The goal of this project is to increase system performance by speeding up object lookups, with a particular focus on name-to-object lookups. Note that there is little room for improvement in the kernel name-to-port lookups because of the various optimizations IPC has received in the past. Looking up server objects from port names could use an algorithm highly tuned for this task, perhaps with better locking (shared/exclusive instead of always mutually exclusive for example). Then, the libihash algorithm could be replaced with a better one, not necessarily a hash based one, to improve all the other users.

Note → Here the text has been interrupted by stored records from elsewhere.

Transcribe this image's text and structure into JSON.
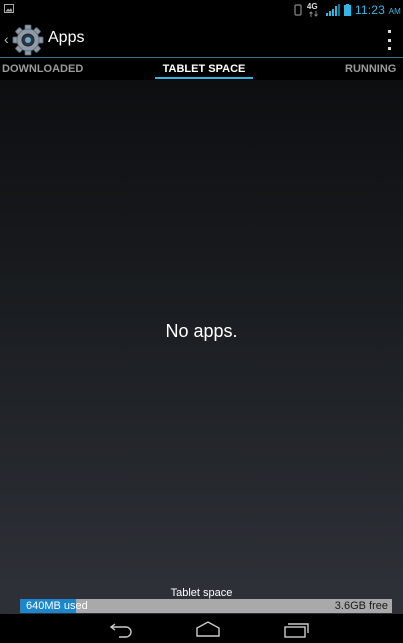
{
  "status_bar": {
    "network_label": "4G",
    "time": "11:23",
    "ampm": "AM"
  },
  "action_bar": {
    "title": "Apps"
  },
  "tabs": [
    {
      "label": "DOWNLOADED",
      "selected": false
    },
    {
      "label": "TABLET SPACE",
      "selected": true
    },
    {
      "label": "RUNNING",
      "selected": false
    }
  ],
  "content": {
    "empty_message": "No apps."
  },
  "storage": {
    "label": "Tablet space",
    "used": "640MB used",
    "free": "3.6GB free",
    "used_fraction": 0.15
  },
  "colors": {
    "accent": "#33b5e5",
    "used_bar": "#1b86cc",
    "free_bar": "#a9a9a9"
  },
  "icons": {
    "status_left": "picture-icon",
    "app": "settings-gear-icon",
    "back": "back-icon",
    "home": "home-icon",
    "recents": "recents-icon"
  }
}
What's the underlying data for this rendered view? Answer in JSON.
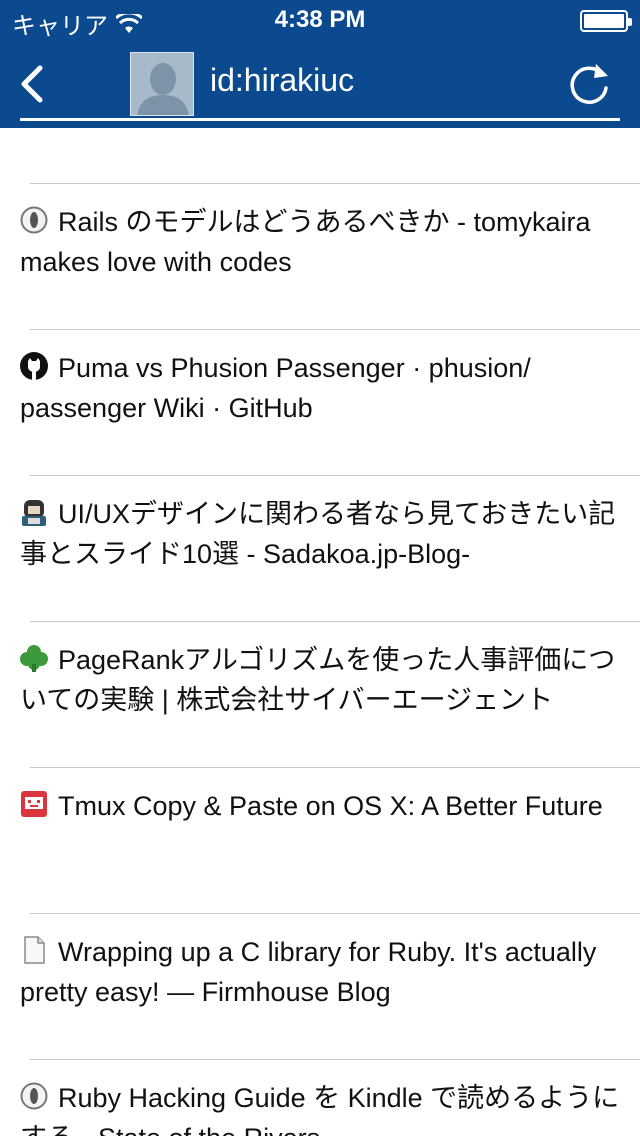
{
  "status_bar": {
    "carrier": "キャリア",
    "time": "4:38 PM"
  },
  "nav": {
    "title": "id:hirakiuc",
    "back_icon": "chevron-left-icon",
    "refresh_icon": "refresh-icon"
  },
  "colors": {
    "header_bg": "#0b4a8e",
    "separator": "#c8c8cc"
  },
  "bookmarks": [
    {
      "icon": "pin-icon",
      "title": "Rails のモデルはどうあるべきか - tomykaira makes love with codes"
    },
    {
      "icon": "github-icon",
      "title": "Puma vs Phusion Passenger · phusion/ passenger Wiki · GitHub"
    },
    {
      "icon": "sadakoa-icon",
      "title": "UI/UXデザインに関わる者なら見ておきたい記事とスライド10選 - Sadakoa.jp-Blog-"
    },
    {
      "icon": "green-leaf-icon",
      "title": "PageRankアルゴリズムを使った人事評価についての実験 | 株式会社サイバーエージェント"
    },
    {
      "icon": "red-robot-icon",
      "title": "Tmux Copy & Paste on OS X: A Better Future"
    },
    {
      "icon": "document-icon",
      "title": "Wrapping up a C library for Ruby. It's actually pretty easy! — Firmhouse Blog"
    },
    {
      "icon": "pin-icon",
      "title": "Ruby Hacking Guide を Kindle で読めるようにする - State of the Rivers"
    }
  ]
}
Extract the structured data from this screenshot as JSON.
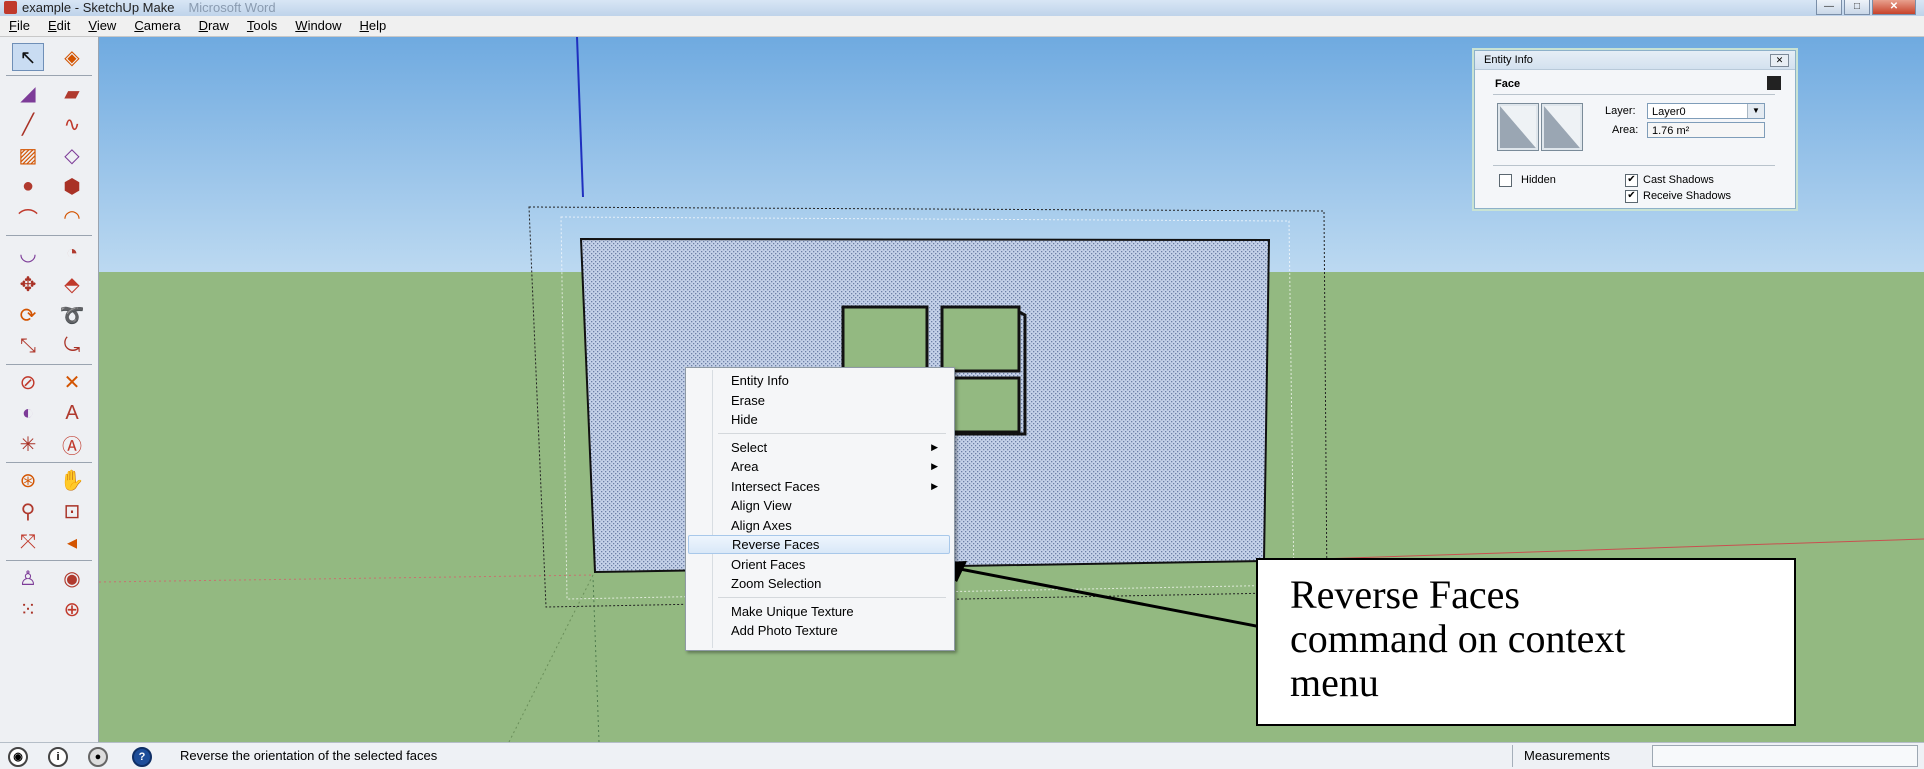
{
  "window": {
    "title": "example - SketchUp Make",
    "title_extra": "Microsoft Word",
    "controls": {
      "minimize": "—",
      "maximize": "□",
      "close": "✕"
    }
  },
  "menubar": {
    "items": [
      {
        "key": "F",
        "rest": "ile"
      },
      {
        "key": "E",
        "rest": "dit"
      },
      {
        "key": "V",
        "rest": "iew"
      },
      {
        "key": "C",
        "rest": "amera"
      },
      {
        "key": "D",
        "rest": "raw"
      },
      {
        "key": "T",
        "rest": "ools"
      },
      {
        "key": "W",
        "rest": "indow"
      },
      {
        "key": "H",
        "rest": "elp"
      }
    ]
  },
  "toolbar": {
    "tools": [
      "select-icon",
      "make-component-icon",
      "paint-bucket-icon",
      "eraser-icon",
      "line-icon",
      "freehand-icon",
      "rectangle-icon",
      "rotated-rectangle-icon",
      "circle-icon",
      "polygon-icon",
      "arc-icon",
      "two-point-arc-icon",
      "three-point-arc-icon",
      "pie-icon",
      "move-icon",
      "push-pull-icon",
      "rotate-icon",
      "follow-me-icon",
      "scale-icon",
      "offset-icon",
      "tape-measure-icon",
      "dimension-icon",
      "protractor-icon",
      "text-icon",
      "axes-icon",
      "3d-text-icon",
      "orbit-icon",
      "pan-icon",
      "zoom-icon",
      "zoom-window-icon",
      "zoom-extents-icon",
      "previous-view-icon",
      "position-camera-icon",
      "look-around-icon",
      "walk-icon",
      "section-plane-icon"
    ]
  },
  "entity_info": {
    "title": "Entity Info",
    "close": "✕",
    "type": "Face",
    "layer_label": "Layer:",
    "layer_value": "Layer0",
    "area_label": "Area:",
    "area_value": "1.76 m²",
    "hidden_label": "Hidden",
    "hidden_checked": false,
    "cast_shadows_label": "Cast Shadows",
    "cast_shadows_checked": true,
    "receive_shadows_label": "Receive Shadows",
    "receive_shadows_checked": true,
    "check_mark": "✔"
  },
  "context_menu": {
    "items": [
      {
        "label": "Entity Info",
        "submenu": false
      },
      {
        "label": "Erase",
        "submenu": false
      },
      {
        "label": "Hide",
        "submenu": false
      },
      {
        "label": "Select",
        "submenu": true
      },
      {
        "label": "Area",
        "submenu": true
      },
      {
        "label": "Intersect Faces",
        "submenu": true
      },
      {
        "label": "Align View",
        "submenu": false
      },
      {
        "label": "Align Axes",
        "submenu": false
      },
      {
        "label": "Reverse Faces",
        "submenu": false,
        "highlighted": true
      },
      {
        "label": "Orient Faces",
        "submenu": false
      },
      {
        "label": "Zoom Selection",
        "submenu": false
      },
      {
        "label": "Make Unique Texture",
        "submenu": false
      },
      {
        "label": "Add Photo Texture",
        "submenu": false
      }
    ],
    "submenu_arrow": "▶"
  },
  "callout": {
    "lines": [
      "Reverse Faces",
      "command on context",
      "menu"
    ]
  },
  "statusbar": {
    "text": "Reverse the orientation of the selected faces",
    "measurements_label": "Measurements",
    "icons": [
      "geo-location-icon",
      "credits-icon",
      "user-icon",
      "instructor-help-icon"
    ],
    "help_glyph": "?"
  },
  "colors": {
    "sky_top": "#6faae0",
    "sky_bottom": "#bcd9f1",
    "ground": "#93b981",
    "selected_face": "#b4c4e0",
    "blue_axis": "#1f2fbf",
    "red_axis": "#c85050",
    "green_axis": "#3f8a3f"
  }
}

This task requires proper knowledge of data structure algorithms, taking into account machine properties such as processor caches, as well as the appropriate skills in C and assembly to check the generated code. Being able to perform accurate measurements in a system that lacks modern profiling tools would also be helpful.
Possible mentors: Richard Braun
IRC, freenode, #hurd, 2013-09-18
In context of
<teythoon> braunr: (wrt the gnumach HACK) funny, I was thinking about doind the same for userspace servers, renaming ports to the address of the associated object, saving the need for the hash table... <braunr> teythoon: see http://darnassus.sceen.net/~hurd-web/community/gsoc/project_ideas/object_lookups/ <braunr> teythoon: my idea is to allow servers to set a label per port, obtained at mesage recv time <braunr> because, yes, looking up an object twice is ridiculous <braunr> you normally still want port names to be close to 0 because it allows some data structure optimizations <teythoon> braunr: yes, I feared that ports should normally be smallish integers and contigious at best <teythoon> braunr: interesting that you say there that libihash suffers from high collision rates <teythoon> I've a theory to why that is, libihash doesn't do any hashing at all <pinotree> there are notes about that in the open_issues section of the wiki <teythoon> but I figured that this is probably ok for port names, as they are small and contigious <neal> braunr: That's called protected payload. <neal> braunr: The idea is that the kernel appends data to the message in flight.